Happy 2011 to humans and hedgies alike!










i *really* enjoy being part of this community. i was so reluctant to join at first because i had negative or blah experiences with forums and "communities" in general, but little did i know!


----------



## I<3Hejji (Aug 29, 2010)

That photo cracks me up! I love seeing hedgies smiling with teeth! Too cute! Happy New Year


----------



## Mary (Jul 9, 2010)

fracturedcircle said:


> Happy 2011 to humans and hedgies alike!


TEETH!!!!!!! When can I have him????<3
Happy New Years everyone!


----------



## Hedgieonboard (Nov 15, 2009)

Happy New Year! To peace, happiness and prosperity for the new year


----------



## LarryT (May 12, 2009)

Happy New Year!


----------



## Alastrina (Sep 18, 2009)

What a sweet card! I also love hedgie teeth ^_^

Happy New Year to those near and far, may you find happiness and friendship wherever you are!

~Katie


----------



## shetland (Sep 2, 2008)

I'm so sad. I can't imagine a happy new year without my Skeeter.


----------



## susanaproenca (Aug 14, 2010)

Happy New Year everybody!!


----------



## abrowndog (Nov 26, 2010)

Happy New Year to all of you!


----------



## ThePliny (Jun 3, 2010)

Happy New Year from Pliny and I. Cheers!


----------



## hercsmom (Jul 6, 2010)

shetland said:


> I'm so sad. I can't imagine a happy new year without my Skeeter.

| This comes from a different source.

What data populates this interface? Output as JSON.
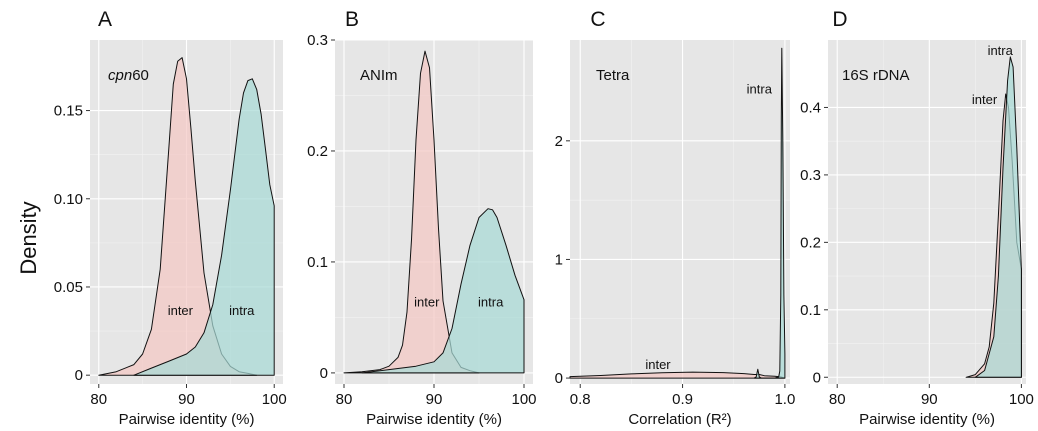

*hugs* Skeeter would want you to have a happy new year, I hope you do too.

Happy new year everyone!


----------



## Olympia (Aug 4, 2010)

Happy New Year everyone, from Clémentine, Zoé and me.


----------



## K_Sora (Dec 26, 2010)

Happy New Year everyone ^^


----------



## fracturedcircle (May 31, 2010)

i am just so happy that Lancik is still with us!


----------



## MoonbeamHH (May 3, 2010)

Happy New Year! I just pretty much slept through midnight. BUT I had a wonderful sleep. :lol:


----------



## MissC (Nov 15, 2010)

Skeeter will always be with you.  
And hercsmom is right: He'd be telling you to enjoy your New Year ('course it would sound more like huff...puff...snort...snort...huffffffff...PUFF!!!).


----------



## fracturedcircle (May 31, 2010)

MissC said:


> Skeeter will always be with you.
> And hercsmom is right: He'd be telling you to enjoy your New Year ('course it would sound more like huff...puff...snort...snort...huffffffff...PUFF!!!).


Skeeter was a dog.


----------



## MissC (Nov 15, 2010)

fracturedcircle said:


> MissC said:
> 
> 
> > Skeeter will always be with you.
> ...


oooops...my bad...in that case, skeeter would be saying....woof...ruff...snort...huff...WOOF!!


----------



## tie-dye hedgie (Dec 19, 2009)

Hope everyone had a safe and happy new year.


----------